64th ISI World Statistics Congress - Ottawa, Canada

64th ISI World Statistics Congress - Ottawa, Canada

Integrating multiple single-cell RNA-seq datasets for differential inference

Author

FS
Fangda SONG

Co-author

  • K
    Kelvin Y.Yip
  • Y
    Yingying Wei

Conference

64th ISI World Statistics Congress - Ottawa, Canada

Format: IPS Abstract

Keywords: bayesian hierarchical model, data_integration, genomics

Session: IPS 400 - Recent advances of large-scale data integration and meta-analysis

Monday 17 July 2 p.m. - 3:40 p.m. (Canada/Eastern)

Abstract

Single-cell RNA-seq (scRNA-seq) data are well known for severe batch effects, therefore, there has been very active research on how to integrate multiple scRNA-seq datasets for joint cell type clustering in the past several years.
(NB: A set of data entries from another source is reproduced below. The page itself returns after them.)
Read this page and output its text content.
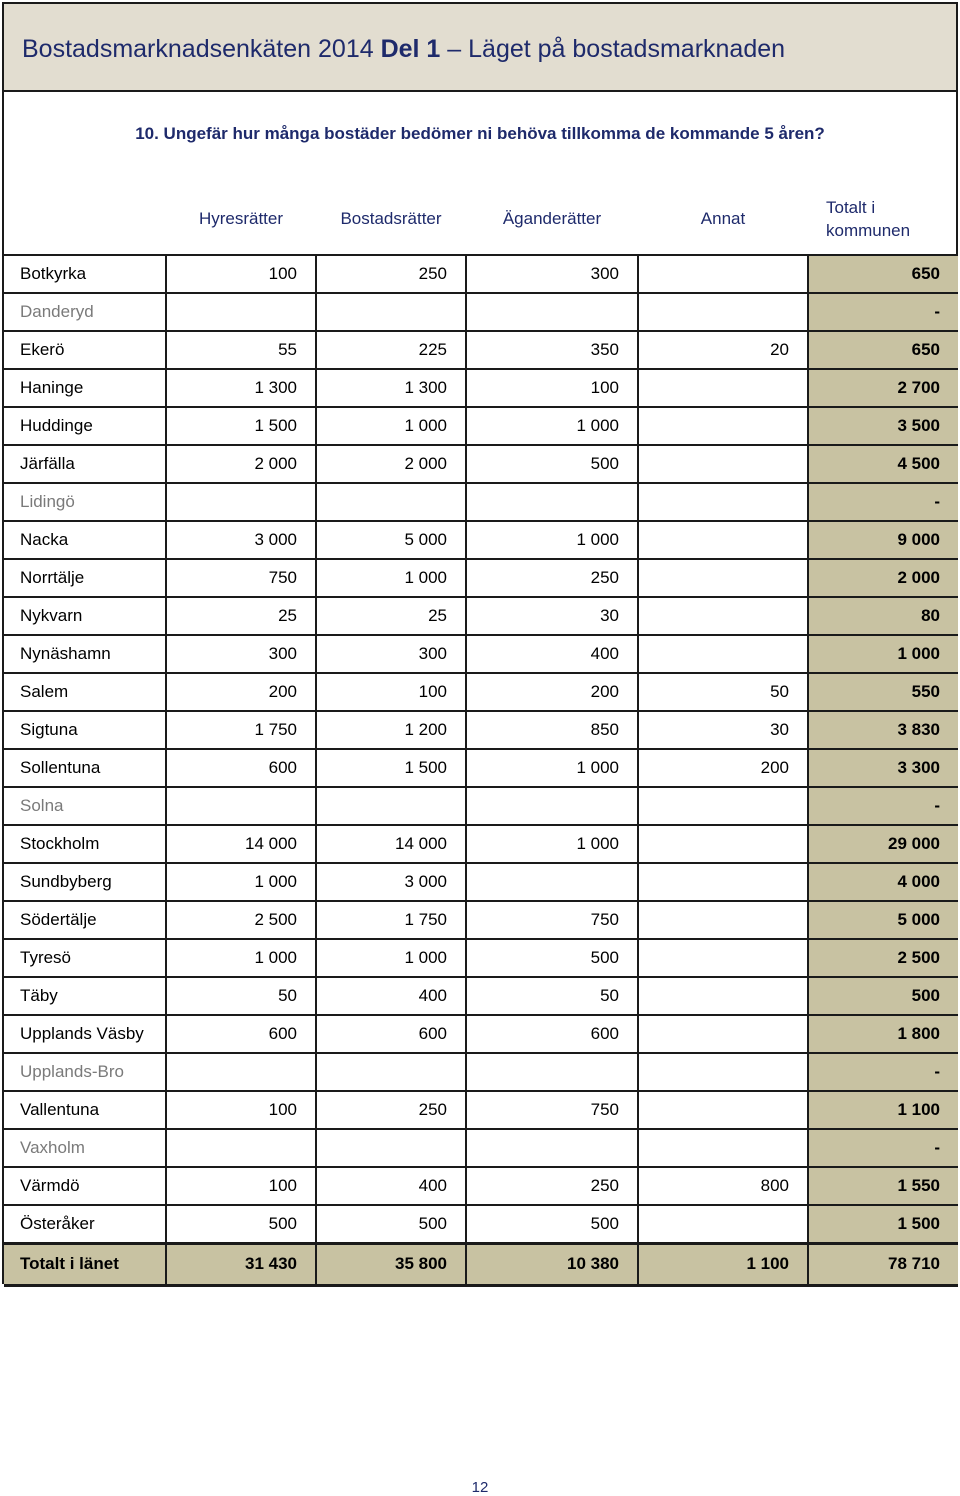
Bostadsmarknadsenkäten 2014 Del 1 – Läget på bostadsmarknaden
10. Ungefär hur många bostäder bedömer ni behöva tillkomma de kommande 5 åren?
Hyresrätter	Bostadsrätter	Äganderätter	Annat
Totalt i
kommunen
Botkyrka	100	250	300		650
Danderyd					-
Ekerö	55	225	350	20	650
Haninge	1 300	1 300	100		2 700
Huddinge	1 500	1 000	1 000		3 500
Järfälla	2 000	2 000	500		4 500
Lidingö					-
Nacka	3 000	5 000	1 000		9 000
Norrtälje	750	1 000	250		2 000
Nykvarn	25	25	30		80
Nynäshamn	300	300	400		1 000
Salem	200	100	200	50	550
Sigtuna	1 750	1 200	850	30	3 830
Sollentuna	600	1 500	1 000	200	3 300
Solna					-
Stockholm	14 000	14 000	1 000		29 000
Sundbyberg	1 000	3 000			4 000
Södertälje	2 500	1 750	750		5 000
Tyresö	1 000	1 000	500		2 500
Täby	50	400	50		500
Upplands Väsby	600	600	600		1 800
Upplands-Bro					-
Vallentuna	100	250	750		1 100
Vaxholm					-
Värmdö	100	400	250	800	1 550
Österåker	500	500	500		1 500
Totalt i länet	31 430	35 800	10 380	1 100	78 710
12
However, when performing joint clustering across scRNA-seq datasets, people always ignore the treatment or biological conditions of the cells--whether the cells came from a healthy individual or a case sample. Thus, rigorous statistical methods to integrate and compare scRNA-seq data collected from different conditions are still lacking. Here, we propose a Bayesian hierarchical model to rigorously quantify the treatment effects on both cellular compositions and cell-type-specific gene expression levels for scRNA-seq data. We implement a highly scalable algorithm to handle the large number of cells. Application of our proposed method to four pancreatic scRNA-seq datasets demonstrates that considering the biological conditions of samples in the analysis further boosts the clustering accuracy as compared to traditional analysis pipelines for scRNA-seq data and identifies cell-type-specific and condition-specific differentially expressed genes.